Location
- Edackode PO Thiruvananthapuram, Kerala 695104 India
- Coordinates: 8°39′26″N 76°50′19″E﻿ / ﻿8.6571°N 76.8386°E

Information
- School type: Private, International school
- Motto: "Learning is for life"
- Language: English
- Houses: Agni, Prithvi, Vayu, Jalam
- Website: trins.org

= Trivandrum International School =

International school in Korani, Thiruvananthapuram, Kerala, India

Trivandrum International School is a co-educational international school situated in Thiruvananthapuram, Kerala, India. It is situated 6 km from Attingal Town, 20 km from Varkala Town, 23 km from Thiruvananthapuram City and 40 km from Kollam City.
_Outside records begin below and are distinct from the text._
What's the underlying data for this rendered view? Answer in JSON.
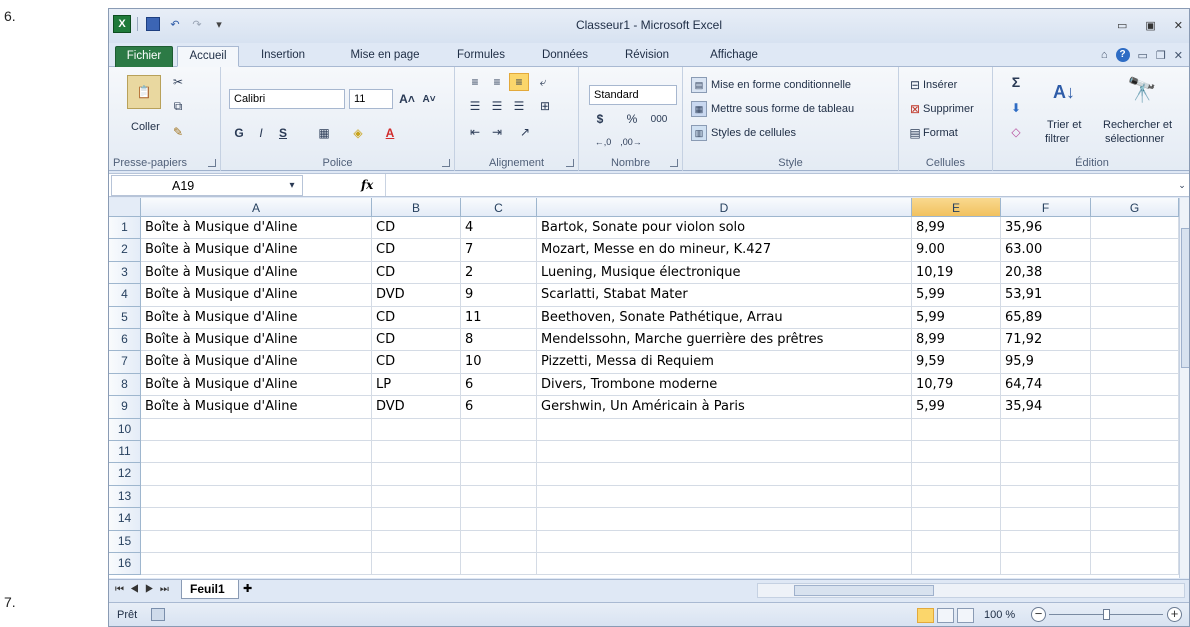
{
  "doc_numbers": {
    "before": "6.",
    "after": "7."
  },
  "window": {
    "title": "Classeur1 - Microsoft Excel"
  },
  "tabs": [
    "Fichier",
    "Accueil",
    "Insertion",
    "Mise en page",
    "Formules",
    "Données",
    "Révision",
    "Affichage"
  ],
  "ribbon": {
    "clipboard": {
      "label": "Presse-papiers",
      "paste": "Coller"
    },
    "font": {
      "label": "Police",
      "name": "Calibri",
      "size": "11",
      "bold": "G",
      "italic": "I",
      "underline": "S"
    },
    "alignment": {
      "label": "Alignement"
    },
    "number": {
      "label": "Nombre",
      "format": "Standard",
      "currency": "$",
      "percent": "%",
      "thousands": "000",
      "dec_inc": "←,0 ,00",
      "dec_dec": ",00 →,0"
    },
    "style": {
      "label": "Style",
      "cond": "Mise en forme conditionnelle",
      "table": "Mettre sous forme de tableau",
      "cell": "Styles de cellules"
    },
    "cells": {
      "label": "Cellules",
      "insert": "Insérer",
      "delete": "Supprimer",
      "format": "Format"
    },
    "edit": {
      "label": "Édition",
      "sum": "Σ",
      "sort1": "Trier et",
      "sort2": "filtrer",
      "find1": "Rechercher et",
      "find2": "sélectionner"
    }
  },
  "formula_bar": {
    "namebox": "A19",
    "fx": "fx",
    "formula": ""
  },
  "columns": [
    "A",
    "B",
    "C",
    "D",
    "E",
    "F",
    "G"
  ],
  "rows": [
    [
      "Boîte à Musique d'Aline",
      "CD",
      "4",
      "Bartok, Sonate pour violon solo",
      "8,99",
      "35,96"
    ],
    [
      "Boîte à Musique d'Aline",
      "CD",
      "7",
      "Mozart, Messe en do mineur, K.427",
      "9.00",
      "63.00"
    ],
    [
      "Boîte à Musique d'Aline",
      "CD",
      "2",
      "Luening, Musique électronique",
      "10,19",
      "20,38"
    ],
    [
      "Boîte à Musique d'Aline",
      "DVD",
      "9",
      "Scarlatti, Stabat Mater",
      "5,99",
      "53,91"
    ],
    [
      "Boîte à Musique d'Aline",
      "CD",
      "11",
      "Beethoven, Sonate Pathétique, Arrau",
      "5,99",
      "65,89"
    ],
    [
      "Boîte à Musique d'Aline",
      "CD",
      "8",
      "Mendelssohn, Marche guerrière des prêtres",
      "8,99",
      "71,92"
    ],
    [
      "Boîte à Musique d'Aline",
      "CD",
      "10",
      "Pizzetti, Messa di Requiem",
      "9,59",
      "95,9"
    ],
    [
      "Boîte à Musique d'Aline",
      "LP",
      "6",
      "Divers, Trombone moderne",
      "10,79",
      "64,74"
    ],
    [
      "Boîte à Musique d'Aline",
      "DVD",
      "6",
      "Gershwin, Un Américain à Paris",
      "5,99",
      "35,94"
    ]
  ],
  "row_numbers": [
    "1",
    "2",
    "3",
    "4",
    "5",
    "6",
    "7",
    "8",
    "9",
    "10",
    "11",
    "12",
    "13",
    "14",
    "15",
    "16"
  ],
  "sheet_tab": "Feuil1",
  "status": {
    "ready": "Prêt",
    "zoom": "100 %"
  }
}
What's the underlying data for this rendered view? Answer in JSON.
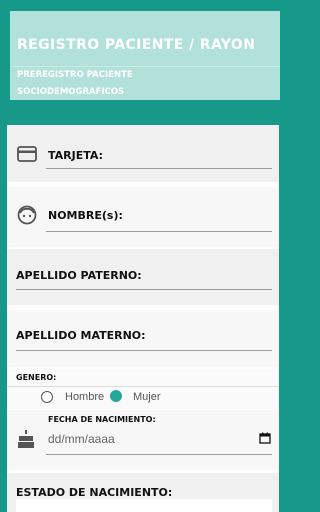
{
  "header": {
    "title": "REGISTRO PACIENTE / RAYON",
    "subtitle_1": "PREREGISTRO PACIENTE",
    "subtitle_2": "SOCIODEMOGRAFICOS"
  },
  "form": {
    "tarjeta_label": "TARJETA:",
    "nombre_label": "NOMBRE(s):",
    "apellido_paterno_label": "APELLIDO PATERNO:",
    "apellido_materno_label": "APELLIDO MATERNO:",
    "genero_label": "GENERO:",
    "genero_options": [
      "Hombre",
      "Mujer"
    ],
    "genero_selected": "Mujer",
    "fecha_label": "FECHA DE NACIMIENTO:",
    "fecha_placeholder": "dd/mm/aaaa",
    "estado_label": "ESTADO DE NACIMIENTO:"
  },
  "colors": {
    "background": "#17998a",
    "header": "#b2e1dc",
    "accent": "#26a69a"
  },
  "icons": [
    "credit-card-icon",
    "face-icon",
    "cake-icon",
    "calendar-icon"
  ]
}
The school offers the International Baccalaureate, International General Certificate of Secondary Education and is accredited by the Cambridge International Examinations and the Council for the Indian School Certificate Examinations. Trivandrum International School is the only school in Kerala which is a member of the Round Square International school league.

The school opened in 2003 with Mr Hillebrand as headmaster.

Trivandrum International School has four houses, each representing an element: Agni (fire), Jalam (water), Prithvi (earth), and Vayu (air). The school holds sporting events like Sports Day, an annual athletic meet, and a swimming gala.

There are three annexes for pre-kindergarten children named TRINS Early Learning Centres within Thiruvananthapuram city. They are located at Vellayambalam, Kazhakootam and Belhaven Street, Kowdiar.